So sehr er aber auch Jacob oder Karl zugethan sein mochte, so war er doch dem kleinen Benjamin noch mehr zugethan und kaum hatte er die Grundsätze seines Reisegefährten erkannt, so beschloß er, die seinigen gegen den Mann zu verbergen oder äußerlich aufzugeben, durch welchen er sein Glück zu machen gedachte, indem er keineswegs glaubte, daß die Sache des Herrn Jones bei dem Herrn Allworthy so schlecht stehe, als es wirklich der Fall war.
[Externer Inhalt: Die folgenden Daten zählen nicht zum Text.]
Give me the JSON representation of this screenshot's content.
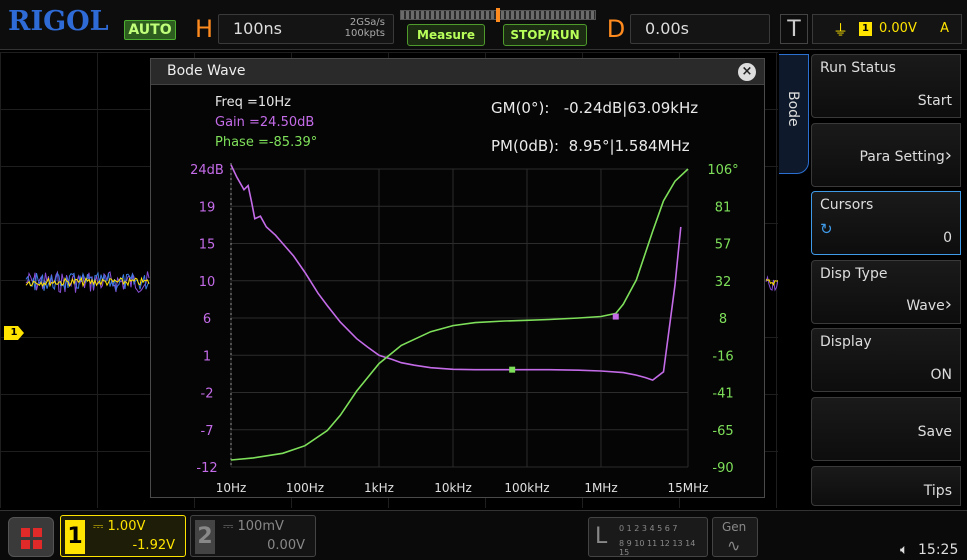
{
  "header": {
    "brand": "RIGOL",
    "trigger_mode": "AUTO",
    "horizontal_letter": "H",
    "timebase": "100ns",
    "sample_rate": "2GSa/s",
    "memory_depth": "100kpts",
    "measure_label": "Measure",
    "stop_run_label": "STOP/RUN",
    "delay_letter": "D",
    "delay_value": "0.00s",
    "trigger_letter": "T",
    "trigger_source": "1",
    "trigger_level": "0.00V",
    "trigger_coupling": "A"
  },
  "bode": {
    "title": "Bode Wave",
    "freq_label": "Freq =10Hz",
    "gain_label": "Gain =24.50dB",
    "phase_label": "Phase =-85.39°",
    "gm_label": "GM(0°):",
    "gm_value": "-0.24dB|63.09kHz",
    "pm_label": "PM(0dB):",
    "pm_value": "8.95°|1.584MHz",
    "tab_label": "Bode"
  },
  "chart_data": {
    "type": "line",
    "xscale": "log",
    "xlim": [
      10,
      15000000
    ],
    "x_ticks": [
      {
        "v": 10,
        "label": "10Hz"
      },
      {
        "v": 100,
        "label": "100Hz"
      },
      {
        "v": 1000,
        "label": "1kHz"
      },
      {
        "v": 10000,
        "label": "10kHz"
      },
      {
        "v": 100000,
        "label": "100kHz"
      },
      {
        "v": 1000000,
        "label": "1MHz"
      },
      {
        "v": 15000000,
        "label": "15MHz"
      }
    ],
    "gain_axis": {
      "ylim": [
        -12,
        24
      ],
      "ticks": [
        "24dB",
        "19",
        "15",
        "10",
        "6",
        "1",
        "-2",
        "-7",
        "-12"
      ]
    },
    "phase_axis": {
      "ylim": [
        -90,
        106
      ],
      "ticks": [
        "106°",
        "81",
        "57",
        "32",
        "8",
        "-16",
        "-41",
        "-65",
        "-90"
      ]
    },
    "series": [
      {
        "color": "#c46be8",
        "axis": "gain",
        "x": [
          10,
          12,
          15,
          17,
          19,
          21,
          25,
          30,
          40,
          50,
          70,
          100,
          150,
          200,
          300,
          500,
          700,
          1000,
          1500,
          2000,
          3000,
          5000,
          10000,
          20000,
          50000,
          100000,
          200000,
          500000,
          1000000,
          2000000,
          3000000,
          4000000,
          5000000,
          7000000,
          10000000,
          12000000
        ],
        "y": [
          24.5,
          23,
          21.5,
          22,
          20,
          18,
          18.3,
          17,
          16,
          15,
          13.5,
          11.5,
          9,
          7.5,
          5.5,
          3.5,
          2.5,
          1.5,
          1,
          0.6,
          0.3,
          0,
          -0.2,
          -0.25,
          -0.25,
          -0.25,
          -0.25,
          -0.3,
          -0.4,
          -0.6,
          -0.9,
          -1.2,
          -1.5,
          -0.5,
          10,
          17
        ]
      },
      {
        "color": "#7ee05a",
        "axis": "phase",
        "x": [
          10,
          20,
          50,
          100,
          200,
          300,
          500,
          1000,
          2000,
          5000,
          10000,
          20000,
          50000,
          100000,
          200000,
          500000,
          1000000,
          1584000,
          2000000,
          3000000,
          5000000,
          7000000,
          10000000,
          15000000
        ],
        "y": [
          -85.4,
          -84,
          -81,
          -76,
          -66,
          -56,
          -40,
          -22,
          -10,
          -1,
          3,
          5,
          6,
          6.5,
          7,
          8,
          9,
          11,
          17,
          33,
          65,
          85,
          98,
          106
        ]
      }
    ],
    "markers": [
      {
        "x": 63090,
        "y": -0.24,
        "axis": "gain",
        "color": "#7ee05a"
      },
      {
        "x": 1584000,
        "y": 8.95,
        "axis": "phase",
        "color": "#c46be8"
      }
    ]
  },
  "menu": [
    {
      "label": "Run Status",
      "value": "Start"
    },
    {
      "label": "Para Setting",
      "value": "",
      "arrow": "›"
    },
    {
      "label": "Cursors",
      "value": "0",
      "knob": "↻"
    },
    {
      "label": "Disp Type",
      "value": "Wave",
      "arrow": "›"
    },
    {
      "label": "Display",
      "value": "ON"
    },
    {
      "label": "Save",
      "value": ""
    },
    {
      "label": "Tips",
      "value": ""
    }
  ],
  "footer": {
    "ch1_num": "1",
    "ch1_scale": "1.00V",
    "ch1_offset": "-1.92V",
    "ch2_num": "2",
    "ch2_scale": "100mV",
    "ch2_offset": "0.00V",
    "la_letter": "L",
    "la_row1": "0 1 2 3  4 5 6 7",
    "la_row2": "8 9 10 11 12 13 14 15",
    "gen_label": "Gen",
    "clock": "15:25"
  },
  "colors": {
    "ch1": "#ffe400",
    "ch2": "#555555",
    "accent_blue": "#3f9ae8",
    "gain": "#c46be8",
    "phase": "#7ee05a"
  }
}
Da er mit einigen seiner Freunde, seit er jene Gegend verlassen, fortwährend in Briefwechsel geblieben war, so hörte er viel, mehr als wahr war, von der großen Liebe des Herrn Allworthy zu diesem jungen Manne, der, wie man dem Herrn Partridge gemeldet hatte, denselben beerben würde und den er, wie wir bereits erwähnten, durchaus für den Sohn dieses Herrn hielt.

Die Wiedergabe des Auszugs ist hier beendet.